Le Nouveau Magazine littéraire, journal beau et menacé, me raconte la frénésie créatrice des années 1920 et ses transgressions qui semblent si loin et si vivantes. Je vois Mireille Havet qui était écrivaine, opiomane, homosexuelle, amie de Cocteau, morte en 1932 à 34, nous connaissons son journal, joyeux, désespéré, mais nous avons perdu trace de ses nouvelles, "Rencontres d’après-midi", et de son roman "Jeunesse perdue", ont-ils été écrit.

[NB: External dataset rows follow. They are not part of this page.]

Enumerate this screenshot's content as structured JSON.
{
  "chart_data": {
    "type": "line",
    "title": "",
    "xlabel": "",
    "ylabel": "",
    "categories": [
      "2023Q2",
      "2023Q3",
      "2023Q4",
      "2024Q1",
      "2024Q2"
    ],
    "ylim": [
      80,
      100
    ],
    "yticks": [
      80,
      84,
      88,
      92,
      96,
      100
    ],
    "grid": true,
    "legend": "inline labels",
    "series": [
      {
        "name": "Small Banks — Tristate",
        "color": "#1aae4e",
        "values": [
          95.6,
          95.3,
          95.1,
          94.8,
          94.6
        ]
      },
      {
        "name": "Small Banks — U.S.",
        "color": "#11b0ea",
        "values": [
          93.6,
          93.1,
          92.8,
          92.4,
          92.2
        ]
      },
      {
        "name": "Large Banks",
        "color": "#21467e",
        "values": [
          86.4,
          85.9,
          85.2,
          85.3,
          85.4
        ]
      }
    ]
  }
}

Au moins a-t-elle vécu. Je lis dans la Dépêche et dans actu.fr l’histoire d’une fillette de 7 ans, qui comme beaucoup d’adultes ici respire mal, et manque d’oxygène dans le sang. Mais le Covid-19 n’y est pour rien, Taymia est née avec une double malformation cardiaque, sa mère quand elle avait un an l’a emmené avec elle au califat de Daesh, elle est encore en Syrie, sans souffle désormais, les lèvres bleues cyanosées, aux portes de la mort. L’ordre des avocats à Toulouse réclame son rapatriement, qui ne s’en fout pas, elle manque de temps.